US bank Citigroup said last night it planned to take $49 billion of structured investment vehicle assets onto its balance sheet, to prevent ratings downgrades of the SIVs and fire sales of their assets.
The bank said it was still supporting a US government-backed plan to set up a back-up fund for SIVs, but analysts said that fund was less likely to be set up without Citi's SIV assets.
Citi is the latest bank to move SIV assets onto its balance sheet, after the vehicles have been slammed by a lack of access to funding and a slide in the value of their assets, which include repackaged consumer debt.
It also follows the appointment on Tuesday of a new management team led by CEO Vikram Pandit, a former hedge fund executive who was then put in charge of Citi's investment bank.
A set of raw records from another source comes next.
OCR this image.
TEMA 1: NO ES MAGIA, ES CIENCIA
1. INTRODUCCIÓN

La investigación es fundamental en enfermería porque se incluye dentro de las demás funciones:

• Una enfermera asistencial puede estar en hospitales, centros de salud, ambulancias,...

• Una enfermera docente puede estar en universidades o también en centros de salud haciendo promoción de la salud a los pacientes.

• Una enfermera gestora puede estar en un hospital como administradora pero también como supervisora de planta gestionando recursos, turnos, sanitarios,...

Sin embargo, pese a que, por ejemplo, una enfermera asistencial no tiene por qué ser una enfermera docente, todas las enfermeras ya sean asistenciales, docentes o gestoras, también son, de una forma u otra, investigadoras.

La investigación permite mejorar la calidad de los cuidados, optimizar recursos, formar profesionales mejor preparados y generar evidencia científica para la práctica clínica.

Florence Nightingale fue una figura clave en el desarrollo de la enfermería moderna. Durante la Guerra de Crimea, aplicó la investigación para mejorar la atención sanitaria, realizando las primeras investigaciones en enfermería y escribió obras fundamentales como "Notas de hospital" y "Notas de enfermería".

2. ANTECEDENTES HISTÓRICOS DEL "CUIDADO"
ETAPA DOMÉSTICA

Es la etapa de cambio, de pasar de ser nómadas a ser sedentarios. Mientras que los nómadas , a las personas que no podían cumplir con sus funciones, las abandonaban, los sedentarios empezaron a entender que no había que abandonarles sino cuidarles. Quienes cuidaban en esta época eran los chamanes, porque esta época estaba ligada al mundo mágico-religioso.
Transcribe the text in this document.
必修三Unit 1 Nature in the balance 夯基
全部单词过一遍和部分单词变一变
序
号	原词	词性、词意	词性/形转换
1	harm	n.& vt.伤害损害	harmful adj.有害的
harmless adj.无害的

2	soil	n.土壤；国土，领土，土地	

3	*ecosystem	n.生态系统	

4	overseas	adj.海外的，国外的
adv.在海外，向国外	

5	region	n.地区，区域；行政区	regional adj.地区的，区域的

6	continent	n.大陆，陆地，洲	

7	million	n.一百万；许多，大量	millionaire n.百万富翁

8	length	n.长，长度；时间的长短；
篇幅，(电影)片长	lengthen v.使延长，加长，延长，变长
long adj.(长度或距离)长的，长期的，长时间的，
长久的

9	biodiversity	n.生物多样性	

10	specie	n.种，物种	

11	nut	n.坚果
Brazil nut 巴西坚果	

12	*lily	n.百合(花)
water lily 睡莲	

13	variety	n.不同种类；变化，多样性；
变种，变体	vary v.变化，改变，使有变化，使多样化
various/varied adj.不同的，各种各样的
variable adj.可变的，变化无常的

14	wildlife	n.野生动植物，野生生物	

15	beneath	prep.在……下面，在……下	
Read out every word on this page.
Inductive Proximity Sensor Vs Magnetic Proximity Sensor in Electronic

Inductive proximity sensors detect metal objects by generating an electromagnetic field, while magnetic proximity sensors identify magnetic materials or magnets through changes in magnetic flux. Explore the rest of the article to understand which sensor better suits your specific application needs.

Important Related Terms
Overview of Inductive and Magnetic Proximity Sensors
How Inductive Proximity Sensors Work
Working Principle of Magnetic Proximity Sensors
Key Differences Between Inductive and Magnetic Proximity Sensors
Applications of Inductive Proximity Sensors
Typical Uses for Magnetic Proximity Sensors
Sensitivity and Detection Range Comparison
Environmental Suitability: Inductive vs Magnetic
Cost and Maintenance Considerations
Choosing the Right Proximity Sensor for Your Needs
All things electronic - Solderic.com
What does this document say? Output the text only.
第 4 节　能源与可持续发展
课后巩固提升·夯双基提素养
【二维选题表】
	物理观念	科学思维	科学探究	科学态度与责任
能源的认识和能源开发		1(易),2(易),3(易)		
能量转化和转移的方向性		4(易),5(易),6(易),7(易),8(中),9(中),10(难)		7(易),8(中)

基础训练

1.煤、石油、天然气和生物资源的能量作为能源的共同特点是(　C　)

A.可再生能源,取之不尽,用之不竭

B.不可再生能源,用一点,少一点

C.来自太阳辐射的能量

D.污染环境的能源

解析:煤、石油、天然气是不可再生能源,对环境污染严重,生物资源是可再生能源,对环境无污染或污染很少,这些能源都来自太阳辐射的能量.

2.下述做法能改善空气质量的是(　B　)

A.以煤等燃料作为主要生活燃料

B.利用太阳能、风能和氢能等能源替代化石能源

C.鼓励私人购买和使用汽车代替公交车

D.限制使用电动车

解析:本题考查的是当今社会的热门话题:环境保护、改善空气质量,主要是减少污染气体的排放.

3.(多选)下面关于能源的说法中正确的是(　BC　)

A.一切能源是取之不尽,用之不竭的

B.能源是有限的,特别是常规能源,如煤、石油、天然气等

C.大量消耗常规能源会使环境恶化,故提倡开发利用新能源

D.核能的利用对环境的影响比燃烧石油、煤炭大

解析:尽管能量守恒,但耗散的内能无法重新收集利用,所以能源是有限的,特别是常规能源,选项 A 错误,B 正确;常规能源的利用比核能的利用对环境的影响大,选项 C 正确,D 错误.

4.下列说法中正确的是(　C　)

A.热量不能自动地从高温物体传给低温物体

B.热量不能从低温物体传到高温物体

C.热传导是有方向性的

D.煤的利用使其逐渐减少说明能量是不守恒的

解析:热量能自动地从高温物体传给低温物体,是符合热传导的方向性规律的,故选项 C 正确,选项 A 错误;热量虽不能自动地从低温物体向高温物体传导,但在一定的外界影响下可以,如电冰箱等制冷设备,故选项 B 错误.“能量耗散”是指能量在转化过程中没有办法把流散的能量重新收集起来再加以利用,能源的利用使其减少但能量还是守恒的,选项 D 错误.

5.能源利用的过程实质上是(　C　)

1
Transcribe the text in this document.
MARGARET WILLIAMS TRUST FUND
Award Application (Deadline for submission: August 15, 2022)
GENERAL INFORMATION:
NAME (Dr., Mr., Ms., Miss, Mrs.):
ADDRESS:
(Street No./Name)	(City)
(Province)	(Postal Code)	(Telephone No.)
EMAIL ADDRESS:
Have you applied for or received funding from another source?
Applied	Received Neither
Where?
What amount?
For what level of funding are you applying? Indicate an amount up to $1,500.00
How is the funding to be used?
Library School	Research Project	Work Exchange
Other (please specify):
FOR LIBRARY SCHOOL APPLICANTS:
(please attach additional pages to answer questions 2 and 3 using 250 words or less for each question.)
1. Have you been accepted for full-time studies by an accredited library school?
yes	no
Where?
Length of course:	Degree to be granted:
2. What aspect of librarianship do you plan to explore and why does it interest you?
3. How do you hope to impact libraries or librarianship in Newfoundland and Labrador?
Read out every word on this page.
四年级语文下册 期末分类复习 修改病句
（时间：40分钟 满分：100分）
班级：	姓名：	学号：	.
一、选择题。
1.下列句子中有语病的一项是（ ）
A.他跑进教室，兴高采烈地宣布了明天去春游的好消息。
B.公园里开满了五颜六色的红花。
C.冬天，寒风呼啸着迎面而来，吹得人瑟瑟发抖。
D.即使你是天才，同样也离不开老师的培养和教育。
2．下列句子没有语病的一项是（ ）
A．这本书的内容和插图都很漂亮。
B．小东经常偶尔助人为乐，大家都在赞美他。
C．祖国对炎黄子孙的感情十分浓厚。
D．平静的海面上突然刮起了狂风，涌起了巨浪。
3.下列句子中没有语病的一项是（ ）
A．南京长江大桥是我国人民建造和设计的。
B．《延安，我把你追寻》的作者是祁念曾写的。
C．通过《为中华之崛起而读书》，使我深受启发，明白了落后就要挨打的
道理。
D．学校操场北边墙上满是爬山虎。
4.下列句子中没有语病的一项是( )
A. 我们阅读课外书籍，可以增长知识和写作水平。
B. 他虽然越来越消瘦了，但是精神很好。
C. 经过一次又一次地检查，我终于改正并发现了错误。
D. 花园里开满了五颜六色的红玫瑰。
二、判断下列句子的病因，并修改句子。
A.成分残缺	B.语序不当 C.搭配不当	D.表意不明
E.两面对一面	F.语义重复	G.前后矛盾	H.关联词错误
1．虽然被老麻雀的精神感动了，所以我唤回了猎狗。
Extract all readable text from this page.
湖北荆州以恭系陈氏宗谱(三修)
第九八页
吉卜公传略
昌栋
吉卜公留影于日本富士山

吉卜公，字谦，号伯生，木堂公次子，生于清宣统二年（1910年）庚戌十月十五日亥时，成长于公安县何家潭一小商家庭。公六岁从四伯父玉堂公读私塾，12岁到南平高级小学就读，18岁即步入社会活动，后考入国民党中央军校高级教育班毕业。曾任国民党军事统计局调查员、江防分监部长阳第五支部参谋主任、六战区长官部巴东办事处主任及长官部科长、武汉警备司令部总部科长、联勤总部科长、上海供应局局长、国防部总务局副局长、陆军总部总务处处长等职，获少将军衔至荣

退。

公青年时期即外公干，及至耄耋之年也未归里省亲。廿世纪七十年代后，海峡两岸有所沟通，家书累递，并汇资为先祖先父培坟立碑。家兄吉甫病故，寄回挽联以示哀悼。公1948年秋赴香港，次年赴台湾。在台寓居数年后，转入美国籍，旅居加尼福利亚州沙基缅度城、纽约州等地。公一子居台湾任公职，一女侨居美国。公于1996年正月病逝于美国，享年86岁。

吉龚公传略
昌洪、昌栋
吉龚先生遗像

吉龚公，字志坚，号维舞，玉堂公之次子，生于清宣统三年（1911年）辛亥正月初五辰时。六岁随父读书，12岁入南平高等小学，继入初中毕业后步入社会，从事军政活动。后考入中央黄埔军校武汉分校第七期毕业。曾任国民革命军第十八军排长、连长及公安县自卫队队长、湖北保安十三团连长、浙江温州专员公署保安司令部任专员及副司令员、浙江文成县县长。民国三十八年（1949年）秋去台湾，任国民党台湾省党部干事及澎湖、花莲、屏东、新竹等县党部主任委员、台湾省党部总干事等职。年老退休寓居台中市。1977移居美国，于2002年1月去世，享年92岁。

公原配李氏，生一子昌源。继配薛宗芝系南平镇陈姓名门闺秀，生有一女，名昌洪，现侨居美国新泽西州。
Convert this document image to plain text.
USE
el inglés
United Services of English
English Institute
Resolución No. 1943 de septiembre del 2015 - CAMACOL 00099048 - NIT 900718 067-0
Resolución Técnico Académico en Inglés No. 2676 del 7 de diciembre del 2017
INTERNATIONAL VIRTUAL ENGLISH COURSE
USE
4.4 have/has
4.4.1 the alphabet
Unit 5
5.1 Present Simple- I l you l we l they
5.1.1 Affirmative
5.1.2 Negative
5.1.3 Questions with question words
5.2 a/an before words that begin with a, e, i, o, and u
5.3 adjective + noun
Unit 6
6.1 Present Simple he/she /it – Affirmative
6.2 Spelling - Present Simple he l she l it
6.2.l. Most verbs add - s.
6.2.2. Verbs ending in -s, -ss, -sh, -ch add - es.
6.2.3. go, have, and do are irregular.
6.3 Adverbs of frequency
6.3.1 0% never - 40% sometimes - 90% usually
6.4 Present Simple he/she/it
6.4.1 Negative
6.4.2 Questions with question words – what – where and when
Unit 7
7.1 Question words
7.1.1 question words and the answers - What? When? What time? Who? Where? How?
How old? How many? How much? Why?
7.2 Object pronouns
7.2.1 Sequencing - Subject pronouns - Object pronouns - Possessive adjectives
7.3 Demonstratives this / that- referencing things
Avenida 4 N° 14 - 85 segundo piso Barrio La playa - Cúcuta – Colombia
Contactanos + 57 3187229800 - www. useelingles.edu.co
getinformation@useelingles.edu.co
Getting a handle on Citi's billions of dollars in risky assets, which include the SIVs, is seen as one of his key mandates.
The company's shares have fallen 44% this year, about double the decline of the broader banking sector, amid concerns about credit losses and profit growth.
Citi earlier this year had over $100 billion of assets in SIVs, or off-balance sheet vehicles that buy longer-term assets and issue short- and medium-term debt to fund themselves. That $100 billion represented about a quarter of all outstanding SIV assets, but has since shrunk by half as Citi's vehicles have sold assets.